Sedang Ayas kembali melanjutkan hafalannya. Hari ini ia akan menuntaskan juz empat dan besok akan dilanjut juz lima bila juz 1-4 sudah lancar. Namun, kali ini pikirannya telah bercabang. Dalam baris-baris ayat yang dilafalkan, terselip wajah Nabil di dalamnya. Dalam setiap ayat yang dimulai, nama Nabil ikut serta hadir di antaranya. Ia tak lagi mampu fokus. Namun untunglah, semua yang dipikirkan masih dalam batas kendali, sebentar lagi ia akan menyelesaikan perempatan terakhir juz empat itu.
Tentang Nabil yang sudah kembali, Ayas sedikit kecewa kenapa laki-laki itu tak mengabarinya dahulu. Tetapi ia harus sadar, bahwa dia bukanlah siapa-siapa. Silky jauh lebih berhak atas pertemuan dan kabar. Di antara keduanya Ayas merasa manjadi benalu yang mencoba menganggu.
Setelah Salsa benar-benar keluar dari pesantren, Silky adalah sahabat satu-satunya yang dimiliki. Ia akan menjaganya. Kehilangan sahabat adalah sesuatu yang paling menyedihkan dan ia tak mau kejadian seperti itu kembali terulang. Baginya adalah aib saat persahabatan rusak hanya karena seorang laki-laki.
🍬🍬
Di koperasi mahasiswa, Ayas mengambil dua botol air putih, beberapa sachet sereal dan susu kotak rasa cokelat. Ia berdiri antre di depan kasir menunggu giliran untuk dihitung.
"Yas," sapa seseorang.
Ayas menoleh. Ia mendapati laki-laki berpeci hitam yang berdiri di belakangnya. "Fahmi."

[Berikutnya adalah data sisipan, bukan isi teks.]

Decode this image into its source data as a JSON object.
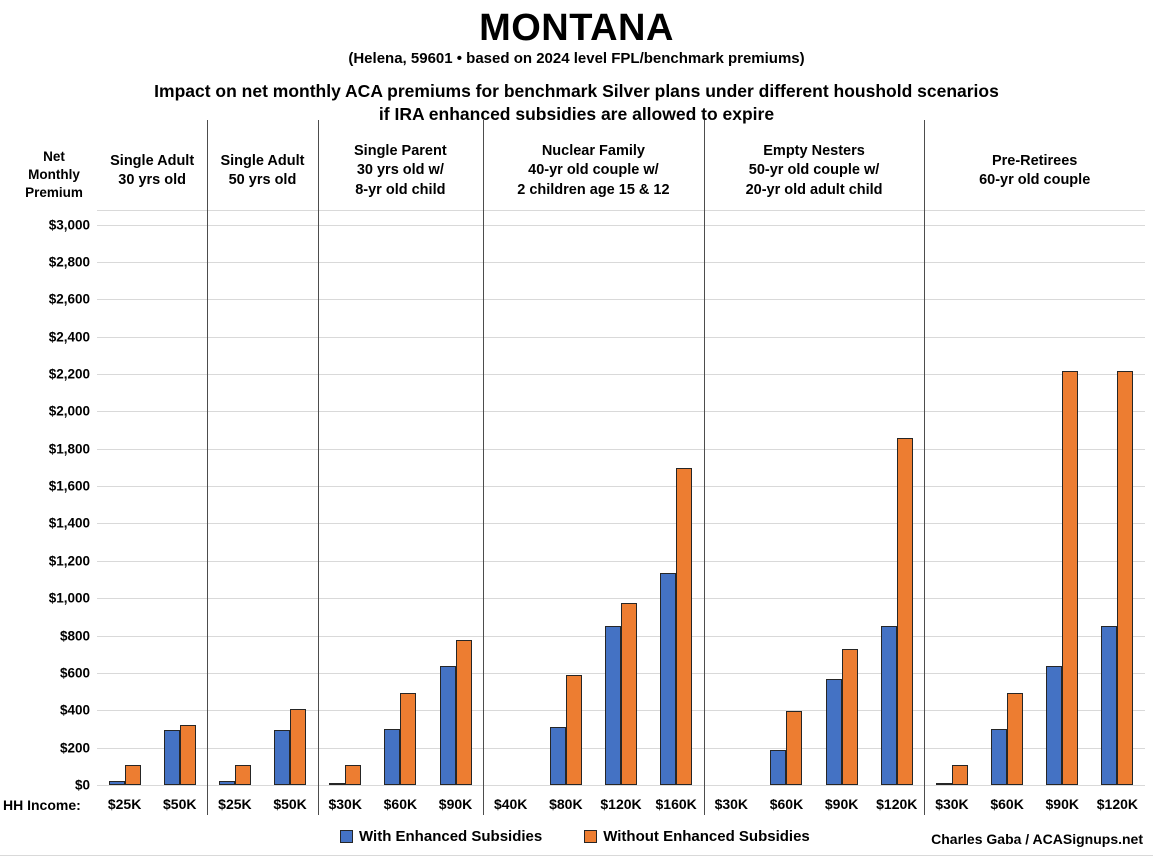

"Sini, biar aku yang bayar." Fahmi mengulurkan tangannya hendak meraih keranjang yang dipegang Ayas.
Perempuan itu menjauhkan dari Fahmi, sigap. "Nggak usah. Aku bisa bayar sendiri."
"Udah sini nggak papa." Fahmi menarik paksa keranjang itu.
Ayas mengembuskan napas pasrah, lalu keluar untuk menunggu Fahmi di depan koperasi. Ia berdiri di depan etalase sembari menatap taman depan yang asri. Ah, lagi-lagi pikirannya kembali pada Nabil. Bagaimana mungkin mengharap sebuah ketidakmungkinan bahkan ia hanya mampu berada di antara keperihan. Kerapkali rasa terbatas oleh realita yang berakhir luka.
Allah, perasaan ini terlalu berbelit. Aku berdoa pada-Mu untuk menghapus sebuah rasa tetapi nahasnya aku meminta pada-Mu untuk tak pernah mengijabahnya. Aku bermain-main dengan nyala api yang membakarku. Aku bermain-main dengan salju yang mengubur harapanku.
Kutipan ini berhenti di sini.